— Карсел пришел в магазин с какими-то мужчинами, которых я не узнал, — говорит Регис. — Я подумал, что они, должно быть, новобранцы — Карсел, в конце концов, сын Офелии. Он почти так же хорош, как ты или я. Мне даже в голову не приходило, что он попытается…
Регис делает паузу, как будто ему что-то пришло в голову. Потянувшись к подолу туники, в которую я его одела после того, как слишком долго смотрела на него в грязной одежде, в которой его принесли, он приподнимает ее и смотрит вниз, на впалые складки его живота. Свежий шрам по диагонали пересекает несколько мышц его пресса, а затем изгибается вверх к грудине, как будто кто-то пытался сначала выпотрошить его, а потом передумал и решил вместо этого вырезать сердце.
— Как долго я был без сознания? — спрашивает он. — Это выглядит месячной давности.
— Несколько дней, — признаю я. — Я попросила целительницу осмотреть тебя, и она ускорила процесс. За один день ты оклемался от самых тяжелых ранений, но она сказала, что тебе нужен сон.

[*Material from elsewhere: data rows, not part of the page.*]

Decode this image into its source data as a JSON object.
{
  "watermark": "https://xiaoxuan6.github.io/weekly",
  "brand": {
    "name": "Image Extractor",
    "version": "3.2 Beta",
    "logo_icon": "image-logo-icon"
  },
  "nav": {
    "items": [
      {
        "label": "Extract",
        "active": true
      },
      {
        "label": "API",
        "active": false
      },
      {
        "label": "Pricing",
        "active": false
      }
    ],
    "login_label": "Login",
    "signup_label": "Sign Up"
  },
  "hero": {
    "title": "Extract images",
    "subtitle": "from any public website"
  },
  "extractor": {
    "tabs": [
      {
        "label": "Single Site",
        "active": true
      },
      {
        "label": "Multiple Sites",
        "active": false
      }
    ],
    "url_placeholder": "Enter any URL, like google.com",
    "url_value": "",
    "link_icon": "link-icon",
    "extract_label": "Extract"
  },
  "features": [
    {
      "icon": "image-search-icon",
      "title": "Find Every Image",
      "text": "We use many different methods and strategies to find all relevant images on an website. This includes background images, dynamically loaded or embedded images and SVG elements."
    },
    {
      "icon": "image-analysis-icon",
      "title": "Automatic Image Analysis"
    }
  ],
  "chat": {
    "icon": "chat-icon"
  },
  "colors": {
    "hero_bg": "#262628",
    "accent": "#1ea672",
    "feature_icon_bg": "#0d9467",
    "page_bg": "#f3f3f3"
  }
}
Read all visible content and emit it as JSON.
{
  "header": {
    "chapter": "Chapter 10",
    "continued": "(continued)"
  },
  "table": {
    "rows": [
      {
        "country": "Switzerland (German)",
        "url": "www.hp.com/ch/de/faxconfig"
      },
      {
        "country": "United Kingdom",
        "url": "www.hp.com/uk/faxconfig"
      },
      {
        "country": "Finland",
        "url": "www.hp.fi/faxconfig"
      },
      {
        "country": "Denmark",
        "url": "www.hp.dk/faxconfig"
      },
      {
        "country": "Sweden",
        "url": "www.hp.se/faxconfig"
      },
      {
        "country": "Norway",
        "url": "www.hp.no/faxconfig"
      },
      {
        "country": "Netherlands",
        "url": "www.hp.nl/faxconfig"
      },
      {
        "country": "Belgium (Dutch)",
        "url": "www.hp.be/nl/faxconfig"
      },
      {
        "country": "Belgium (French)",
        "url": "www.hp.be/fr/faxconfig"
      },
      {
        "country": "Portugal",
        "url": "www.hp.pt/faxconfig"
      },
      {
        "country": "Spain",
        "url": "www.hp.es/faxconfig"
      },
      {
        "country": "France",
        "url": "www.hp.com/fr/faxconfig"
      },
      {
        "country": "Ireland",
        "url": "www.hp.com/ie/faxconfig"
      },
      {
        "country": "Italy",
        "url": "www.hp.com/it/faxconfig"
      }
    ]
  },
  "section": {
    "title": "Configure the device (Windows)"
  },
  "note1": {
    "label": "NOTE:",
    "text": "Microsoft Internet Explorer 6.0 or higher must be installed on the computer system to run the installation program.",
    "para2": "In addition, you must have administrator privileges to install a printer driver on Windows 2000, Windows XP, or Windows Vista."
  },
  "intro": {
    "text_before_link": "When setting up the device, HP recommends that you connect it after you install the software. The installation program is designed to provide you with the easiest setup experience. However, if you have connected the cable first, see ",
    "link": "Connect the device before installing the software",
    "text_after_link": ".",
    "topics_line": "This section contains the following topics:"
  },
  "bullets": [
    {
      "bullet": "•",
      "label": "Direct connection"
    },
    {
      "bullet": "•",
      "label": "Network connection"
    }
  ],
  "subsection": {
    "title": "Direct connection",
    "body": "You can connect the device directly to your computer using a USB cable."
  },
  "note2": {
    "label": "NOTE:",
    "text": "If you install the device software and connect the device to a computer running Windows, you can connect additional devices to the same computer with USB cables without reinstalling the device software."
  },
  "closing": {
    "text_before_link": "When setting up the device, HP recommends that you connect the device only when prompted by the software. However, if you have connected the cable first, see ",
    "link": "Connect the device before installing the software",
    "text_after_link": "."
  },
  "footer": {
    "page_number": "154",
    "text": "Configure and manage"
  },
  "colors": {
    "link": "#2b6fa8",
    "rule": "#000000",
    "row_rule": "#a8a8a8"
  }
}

Шрам исчезает из виду, когда он опускает слишком просторную тунику. — Я должен был умереть, — хрипло бормочет он. — Карсел пытался убить меня.
— Он сказал почему?
Регис хмурится. — Ему не нужно было. — Его глаза темнеют. — Этот маленький засранец всегда завидовал нам обоим. Я полагал, что, когда он займет место Офелии, он даст пинка нам двоим, но я никогда не думал, что он сделает это. — Он указывает на свой теперь прикрытый живот.
Я смотрю на светлую ткань, как будто могу разглядеть за ней сморщенный и рельефный шрам. Каждый в Преступном Мире способен на убийство, но единственное, что Преступный Мир вдолбил в нас, это то, что члены Гильдии никогда не должны становиться мишенью.
Карсел, осознает он это или нет, нарушил главное правило, и я готова поспорить на каждую чертову дензу в Анатоле, что Офелия находится в неведении по этому поводу. Если это не так… Что ж, тогда есть только одно другое объяснение. Карсел может быть кем угодно, не последним из которых является сука, наносящая удар в спину, но я не могу представить, чтобы он убил собственную мать.
То есть, если бы он вообще мог.
— Это нечто большее, чем месть или ревность, — говорю я.
Регис выдыхает. — Конечно, — соглашается он. — Сначала пришел Карсел и спросил о мадам Брион. Когда я сказал ему, что ее там нет, он начал задавать мне вопросы о тебе и о людях — Смертных Богах, — которых ты привела с собой в прошлый раз. Он продолжал спрашивать, ответила ли ты на какие-либо мои сообщения. Он подумал, что я солгал, когда сказал ему, что ты этого не сделала.